After months of diplomatic efforts, Libya's two rival governments which have agreed on a U.N.-brokered deal declared unity cabinet as DAESH continues to advance in the conflict-torn country
Representatives of Libya's rival factions who are sitting in Tunis and negotiating through a U.N.-brokered process announced on Tuesday that they have formed a unity government aimed at stemming the chaos that has engulfed the country in recent years. In a statement received by The Associated Press, the Unity Presidential Council said it has agreed on a 32-member Cabinet, drawn of representatives from across the country. But whether that government will in fact be able to govern the country remains to be seen.
Each side is backed by an array of different militias. Amid the chaos, a Libyan affiliate of DAESH has surged, claiming responsibility for a series of deadly attacks as it tries to expand its territory and take control of oil terminals and fields, the sole source of Libya's wealth. In December, blocs from Libya's rival parliaments signed a U.N.-brokered deal to form the unity government and established a Unity Presidential Council. The Tunisia-based council includes representatives from the rival parliaments and governments, as well as delegates from other factions. But other members of both the two main factions have rejected the U.N. plan. The United Nations has warned that further delays in implementing the plan will only empower DAESH affiliate. U.N. envoy Marin Kobler, who brokered the plan, tweeted this week that the Libyan political scene is divided while DAESH is united and "set on its destructive goal."
On Monday, Libya's Foreign Minister Mohammed al-Dairi of the internationally-recognized government told reporters during a visit to Cairo that the formation of a Cabinet was a condition for lifting an international arms embargo on the Libyan army fighting militants. According to the U.N.-brokered deal, the new government should be based in Tripoli but it is not clear if the current Tripoli-based authorities opposing the deal would allow it to operate in peace. Recently, a Tripoli-based premier threatened to use force against a security committee supposed to secure a venue for the new government. The head of the council who is also supposed to be the prime minister, Fayez Sarraj, has struggled to form the unity government, which now has 10 days to win the internationally-recognized parliament's endorsement. The lineup of the new Cabinet was approved by seven out of nine members of the presidential council, after two members walked out in protest.

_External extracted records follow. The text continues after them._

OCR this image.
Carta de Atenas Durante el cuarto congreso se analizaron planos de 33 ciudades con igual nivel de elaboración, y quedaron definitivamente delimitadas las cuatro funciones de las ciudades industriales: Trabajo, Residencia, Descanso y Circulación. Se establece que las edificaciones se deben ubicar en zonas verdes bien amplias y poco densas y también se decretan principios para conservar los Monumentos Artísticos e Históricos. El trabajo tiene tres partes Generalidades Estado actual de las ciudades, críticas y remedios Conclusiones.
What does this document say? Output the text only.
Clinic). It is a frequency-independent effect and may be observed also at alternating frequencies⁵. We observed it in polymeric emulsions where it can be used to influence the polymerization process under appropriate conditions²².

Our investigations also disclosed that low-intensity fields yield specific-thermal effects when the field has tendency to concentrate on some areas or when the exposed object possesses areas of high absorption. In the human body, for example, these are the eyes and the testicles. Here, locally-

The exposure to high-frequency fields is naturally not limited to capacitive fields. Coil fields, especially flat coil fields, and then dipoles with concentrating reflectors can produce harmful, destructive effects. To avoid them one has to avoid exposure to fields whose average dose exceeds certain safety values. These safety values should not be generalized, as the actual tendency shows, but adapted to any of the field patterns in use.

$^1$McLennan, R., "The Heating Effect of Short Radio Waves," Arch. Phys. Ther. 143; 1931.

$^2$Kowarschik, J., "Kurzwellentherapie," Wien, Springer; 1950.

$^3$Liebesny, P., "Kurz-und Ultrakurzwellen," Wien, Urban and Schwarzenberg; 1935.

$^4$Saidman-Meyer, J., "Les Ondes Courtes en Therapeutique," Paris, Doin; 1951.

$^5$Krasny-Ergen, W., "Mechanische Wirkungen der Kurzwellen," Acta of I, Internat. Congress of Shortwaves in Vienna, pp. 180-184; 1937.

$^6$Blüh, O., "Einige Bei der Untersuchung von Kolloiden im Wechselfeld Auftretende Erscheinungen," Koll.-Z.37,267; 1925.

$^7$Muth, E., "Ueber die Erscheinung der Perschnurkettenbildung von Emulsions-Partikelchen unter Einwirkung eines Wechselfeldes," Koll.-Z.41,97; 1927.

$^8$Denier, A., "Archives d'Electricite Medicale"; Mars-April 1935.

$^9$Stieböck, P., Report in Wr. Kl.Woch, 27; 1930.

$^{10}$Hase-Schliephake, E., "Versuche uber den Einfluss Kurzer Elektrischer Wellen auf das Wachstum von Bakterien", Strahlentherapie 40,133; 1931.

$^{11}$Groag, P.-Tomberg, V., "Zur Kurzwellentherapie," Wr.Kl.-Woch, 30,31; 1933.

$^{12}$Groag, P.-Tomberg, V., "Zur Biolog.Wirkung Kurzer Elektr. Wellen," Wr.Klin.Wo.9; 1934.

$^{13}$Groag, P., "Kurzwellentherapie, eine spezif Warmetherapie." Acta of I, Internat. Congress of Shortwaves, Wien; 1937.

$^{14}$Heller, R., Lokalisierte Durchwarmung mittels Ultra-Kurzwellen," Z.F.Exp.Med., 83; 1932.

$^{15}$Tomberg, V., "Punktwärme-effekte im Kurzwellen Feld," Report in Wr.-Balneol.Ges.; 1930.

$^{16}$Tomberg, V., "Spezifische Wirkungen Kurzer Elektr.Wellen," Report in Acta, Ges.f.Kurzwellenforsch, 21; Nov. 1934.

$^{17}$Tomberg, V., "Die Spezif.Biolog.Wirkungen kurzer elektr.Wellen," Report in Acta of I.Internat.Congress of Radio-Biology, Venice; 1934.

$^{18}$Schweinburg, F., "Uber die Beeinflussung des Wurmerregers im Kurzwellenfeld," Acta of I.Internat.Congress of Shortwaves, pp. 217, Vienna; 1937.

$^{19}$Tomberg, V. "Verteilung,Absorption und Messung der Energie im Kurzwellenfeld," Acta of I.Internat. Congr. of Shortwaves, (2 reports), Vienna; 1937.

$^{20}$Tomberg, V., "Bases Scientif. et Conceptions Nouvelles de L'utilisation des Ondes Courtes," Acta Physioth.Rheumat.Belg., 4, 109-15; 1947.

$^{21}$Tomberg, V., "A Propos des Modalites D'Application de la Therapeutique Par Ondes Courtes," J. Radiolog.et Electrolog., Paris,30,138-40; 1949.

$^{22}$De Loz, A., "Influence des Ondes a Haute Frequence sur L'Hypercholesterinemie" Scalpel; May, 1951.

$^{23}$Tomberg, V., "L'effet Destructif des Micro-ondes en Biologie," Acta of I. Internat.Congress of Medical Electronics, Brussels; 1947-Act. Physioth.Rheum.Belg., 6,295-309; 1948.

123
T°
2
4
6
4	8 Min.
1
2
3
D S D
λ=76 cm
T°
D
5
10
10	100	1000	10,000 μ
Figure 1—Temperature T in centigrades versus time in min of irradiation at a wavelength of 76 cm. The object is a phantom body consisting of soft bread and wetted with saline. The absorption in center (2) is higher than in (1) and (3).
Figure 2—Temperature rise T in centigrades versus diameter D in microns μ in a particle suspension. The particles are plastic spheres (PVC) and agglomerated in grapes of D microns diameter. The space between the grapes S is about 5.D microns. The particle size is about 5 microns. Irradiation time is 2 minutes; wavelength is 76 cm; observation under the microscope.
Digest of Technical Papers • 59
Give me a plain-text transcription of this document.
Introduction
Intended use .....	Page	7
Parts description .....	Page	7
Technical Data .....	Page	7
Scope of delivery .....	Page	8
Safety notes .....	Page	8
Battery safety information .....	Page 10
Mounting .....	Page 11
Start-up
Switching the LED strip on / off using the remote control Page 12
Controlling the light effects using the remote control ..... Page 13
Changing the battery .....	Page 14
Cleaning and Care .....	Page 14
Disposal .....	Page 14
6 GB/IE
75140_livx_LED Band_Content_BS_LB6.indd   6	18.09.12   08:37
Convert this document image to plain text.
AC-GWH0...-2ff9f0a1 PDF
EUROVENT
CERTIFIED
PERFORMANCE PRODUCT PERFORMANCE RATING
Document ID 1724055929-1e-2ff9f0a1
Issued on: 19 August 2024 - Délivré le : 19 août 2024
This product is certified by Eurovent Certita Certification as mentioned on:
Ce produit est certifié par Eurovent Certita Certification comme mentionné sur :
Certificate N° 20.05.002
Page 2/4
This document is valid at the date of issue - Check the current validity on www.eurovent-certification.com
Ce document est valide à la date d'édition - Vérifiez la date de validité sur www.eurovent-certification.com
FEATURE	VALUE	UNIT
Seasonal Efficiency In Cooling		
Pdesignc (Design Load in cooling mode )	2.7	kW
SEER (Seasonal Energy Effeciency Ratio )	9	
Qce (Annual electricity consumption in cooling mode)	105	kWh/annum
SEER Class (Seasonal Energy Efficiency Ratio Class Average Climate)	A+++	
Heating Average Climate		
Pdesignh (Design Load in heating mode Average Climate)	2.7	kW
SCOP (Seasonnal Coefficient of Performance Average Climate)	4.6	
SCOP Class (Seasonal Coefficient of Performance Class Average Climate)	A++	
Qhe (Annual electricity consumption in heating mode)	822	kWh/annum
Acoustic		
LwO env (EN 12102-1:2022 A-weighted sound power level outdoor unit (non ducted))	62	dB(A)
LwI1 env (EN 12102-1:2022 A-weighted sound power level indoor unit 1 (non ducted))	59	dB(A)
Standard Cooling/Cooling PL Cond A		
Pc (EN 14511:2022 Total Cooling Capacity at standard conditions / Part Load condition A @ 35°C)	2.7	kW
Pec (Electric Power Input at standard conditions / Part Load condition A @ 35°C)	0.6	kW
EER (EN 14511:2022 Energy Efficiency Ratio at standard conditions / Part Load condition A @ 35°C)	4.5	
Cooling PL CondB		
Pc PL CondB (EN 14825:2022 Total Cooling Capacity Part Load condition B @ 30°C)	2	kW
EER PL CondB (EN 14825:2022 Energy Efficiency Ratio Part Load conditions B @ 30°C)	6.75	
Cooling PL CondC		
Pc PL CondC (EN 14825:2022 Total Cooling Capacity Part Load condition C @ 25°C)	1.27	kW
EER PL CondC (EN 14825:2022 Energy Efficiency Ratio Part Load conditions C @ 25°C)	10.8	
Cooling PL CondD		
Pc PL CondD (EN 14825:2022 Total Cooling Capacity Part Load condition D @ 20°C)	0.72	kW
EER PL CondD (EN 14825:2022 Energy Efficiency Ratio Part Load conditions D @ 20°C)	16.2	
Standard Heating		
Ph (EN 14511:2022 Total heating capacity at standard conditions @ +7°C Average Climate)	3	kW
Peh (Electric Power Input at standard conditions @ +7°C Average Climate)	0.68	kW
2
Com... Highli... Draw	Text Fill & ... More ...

The Cabinet's line-up shows that the premier-designate Sarraj has tried to bring together opponents, a tactic that only could potentially lead to a new round of bickering. The designated defense minister, Al-Mahdi al-Barghathi, is one of eastern Libya's army commanders. He has been fighting a coalition of extremists, including the local affiliate of DAESH in the eastern city of Benghazi. He answers to army chief Gen. Khalifa Hifter, one of Libya's strongmen and a divisive figure because of his enmity the Muslim Brotherhood. The designated interior minister, Al-Aref al-Khoga, is a former interior minister from the Tripoli-based government who is known to have close ties with Brotherhood. The designated-information minister, Khaled Nejm, held the same post in the current government based in eastern Libya. He is also a federalist, advocating a semi-autonomous region in the east.
Over the past years, Libya's transitional governments have been intimidated by militias and, on occasion, armed men would storm ministers' offices and besiege parliament sessions to pressure lawmakers and ministers to meet their demands.
Libya has suffered from a chronic absence of security as various actors have emerged since former President Moammar Gadhafi's ouster. The powerlessness of the central government has led many people to take up arms against the government. State security forces have also failed to protect the government, leaving the country unprotected and open to heavy clashes between rival militias trying to gain authority over the government and the country. Peace and political stability seems far off as no rival militias have been strong enough to put an end to the ongoing war. The central government, in a state of continued turmoil, has long been at the mercy of militias that hope to integrate and build a national army against the interim government.